В «Али-Бабе...» рифмованная болтовня, беззаботная до неряшества, была неподдельно веселой и уже поэтому симпатичной; в «Журден-Журдене» она вызывает неприязнь. Обидно за комедию, которая не «осовременена», а попросту оболванена. «Пора Журдена возвратить в реальность,/ Сегодня хеппи-энд уже банальность» -- это язык не сегодняшнего или вчерашнего дня, а неистребимого племени рифмоплетов, десятилетиями сочиняющего одну и ту же гиль: она способна показаться забавной только тогда, когда окружающая жизнь чересчур однообразна и люди совсем уж затурканы. Обидно, что отличные актеры, не находя опоры в тексте, вынуждены резвиться кто во что горазд: кто свистит, кто мяучит, кто хнычет, а все вместе словно берут на вооружение девиз разухабистого театра «Квартет И»: «Мы будем развлекать вас всеми средствами, которые хороши». Не буду врать: разница ощутима. Ни Владимир Топцов, играющий Журдена, ни Рустэм Юскаев (Философ, он же -- лицо от театра), ни Андрей Щенников (Клеонт), ни Михаил Крылов, выпускник 1997 года, совсем недавно вошедший в труппу (Ковьель), не могут скрыть одаренности и выучки. У Топцова, которого театралы помнят по спектаклям Сергея Женовача в Театре на Малой Бронной (он был очень интересным Лебедевым в «Идиоте» и замечательным чеховским Лешим), есть куски, сыгранные умно и сильно.

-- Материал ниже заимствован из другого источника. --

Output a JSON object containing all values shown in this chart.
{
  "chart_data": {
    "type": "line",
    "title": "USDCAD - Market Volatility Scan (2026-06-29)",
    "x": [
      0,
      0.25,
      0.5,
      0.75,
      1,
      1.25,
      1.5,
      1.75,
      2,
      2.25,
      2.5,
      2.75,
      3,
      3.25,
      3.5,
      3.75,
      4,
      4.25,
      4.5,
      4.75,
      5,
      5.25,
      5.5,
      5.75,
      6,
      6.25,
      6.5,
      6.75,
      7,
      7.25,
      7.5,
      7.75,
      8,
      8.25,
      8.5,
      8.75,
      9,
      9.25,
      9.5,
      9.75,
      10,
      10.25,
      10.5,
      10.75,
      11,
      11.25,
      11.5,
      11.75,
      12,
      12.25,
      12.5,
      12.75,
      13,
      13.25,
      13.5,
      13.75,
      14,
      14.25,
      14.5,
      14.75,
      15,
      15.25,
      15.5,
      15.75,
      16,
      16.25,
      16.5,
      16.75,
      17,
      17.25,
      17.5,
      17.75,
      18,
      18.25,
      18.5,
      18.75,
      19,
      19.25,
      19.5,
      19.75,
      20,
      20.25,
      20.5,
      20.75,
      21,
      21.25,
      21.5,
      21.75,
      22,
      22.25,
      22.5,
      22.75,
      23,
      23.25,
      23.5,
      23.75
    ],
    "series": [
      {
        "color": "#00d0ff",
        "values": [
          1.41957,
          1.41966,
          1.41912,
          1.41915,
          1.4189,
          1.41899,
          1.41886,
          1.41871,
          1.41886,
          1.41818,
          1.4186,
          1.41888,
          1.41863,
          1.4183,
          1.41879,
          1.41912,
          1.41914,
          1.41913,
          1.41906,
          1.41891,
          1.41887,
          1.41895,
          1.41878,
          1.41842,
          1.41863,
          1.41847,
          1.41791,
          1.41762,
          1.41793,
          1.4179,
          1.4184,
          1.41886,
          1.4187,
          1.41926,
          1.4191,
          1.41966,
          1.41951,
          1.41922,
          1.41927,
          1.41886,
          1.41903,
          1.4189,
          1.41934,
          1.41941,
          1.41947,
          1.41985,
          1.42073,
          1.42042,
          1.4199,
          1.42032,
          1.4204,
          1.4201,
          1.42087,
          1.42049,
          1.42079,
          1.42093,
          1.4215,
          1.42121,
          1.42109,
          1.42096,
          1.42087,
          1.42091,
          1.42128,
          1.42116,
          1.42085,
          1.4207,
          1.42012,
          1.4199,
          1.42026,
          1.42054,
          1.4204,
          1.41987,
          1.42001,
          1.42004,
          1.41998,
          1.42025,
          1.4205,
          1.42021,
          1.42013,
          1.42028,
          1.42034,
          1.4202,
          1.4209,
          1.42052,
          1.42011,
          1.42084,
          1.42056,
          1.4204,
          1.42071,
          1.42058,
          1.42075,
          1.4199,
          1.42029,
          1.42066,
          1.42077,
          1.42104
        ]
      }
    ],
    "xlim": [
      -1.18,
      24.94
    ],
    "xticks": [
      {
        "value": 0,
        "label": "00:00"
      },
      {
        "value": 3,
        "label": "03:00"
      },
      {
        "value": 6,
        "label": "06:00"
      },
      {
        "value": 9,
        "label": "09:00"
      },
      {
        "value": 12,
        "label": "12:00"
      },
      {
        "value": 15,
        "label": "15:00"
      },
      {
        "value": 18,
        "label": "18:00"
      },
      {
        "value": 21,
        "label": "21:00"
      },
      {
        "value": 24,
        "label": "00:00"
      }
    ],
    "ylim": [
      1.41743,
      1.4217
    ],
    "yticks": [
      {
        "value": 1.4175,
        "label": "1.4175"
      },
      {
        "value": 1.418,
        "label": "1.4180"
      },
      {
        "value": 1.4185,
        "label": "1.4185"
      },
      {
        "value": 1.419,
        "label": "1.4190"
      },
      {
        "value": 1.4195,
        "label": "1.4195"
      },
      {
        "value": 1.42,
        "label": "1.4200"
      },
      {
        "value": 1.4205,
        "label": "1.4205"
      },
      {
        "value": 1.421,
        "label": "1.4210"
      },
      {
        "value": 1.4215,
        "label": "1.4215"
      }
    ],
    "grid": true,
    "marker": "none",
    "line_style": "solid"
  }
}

Прежде всего это урок философии, где выясняется разница между стихами и прозой, посвящение в «мамамуши» (с ударением на последнем слоге) и с необыкновенной трогательностью повторяемое: «О, прекрасная маркиза, ваши прекрасные глаза сулят мне смерть от любви». У игры Топцова есть особое свойство: его персонажи умеют простодушно и чуть диковато удивляться жизни, доводя себя до восторга; ими любуешься от чистого сердца, но несколько свысока, как детским рисунком. Роль Журдена могла бы прийтись ему впору, но она разваливается на глазах, и ни мастерство Фоменко, ни старания актера не могут остановить распад. Декорации Александра Боровского и костюмы Маши Даниловой, благодаря которым спектакль одновременно и пышен, и укладист (а следовательно, удобен для гастролей), способны лишь отчасти прикрыть внутреннее неустройство зрелища. Возможно, его жизнь в будущем как-нибудь утрясется, обретет осмысленность и больше у Жан-Батиста не потребуется просить прощения, но пока что это представляется маловероятным. Учитель Журдена, утверждавший, что все, не являющееся стихами, есть проза, и наоборот, был неправ: есть еще словесная мякина, с которой непонятно, что делать.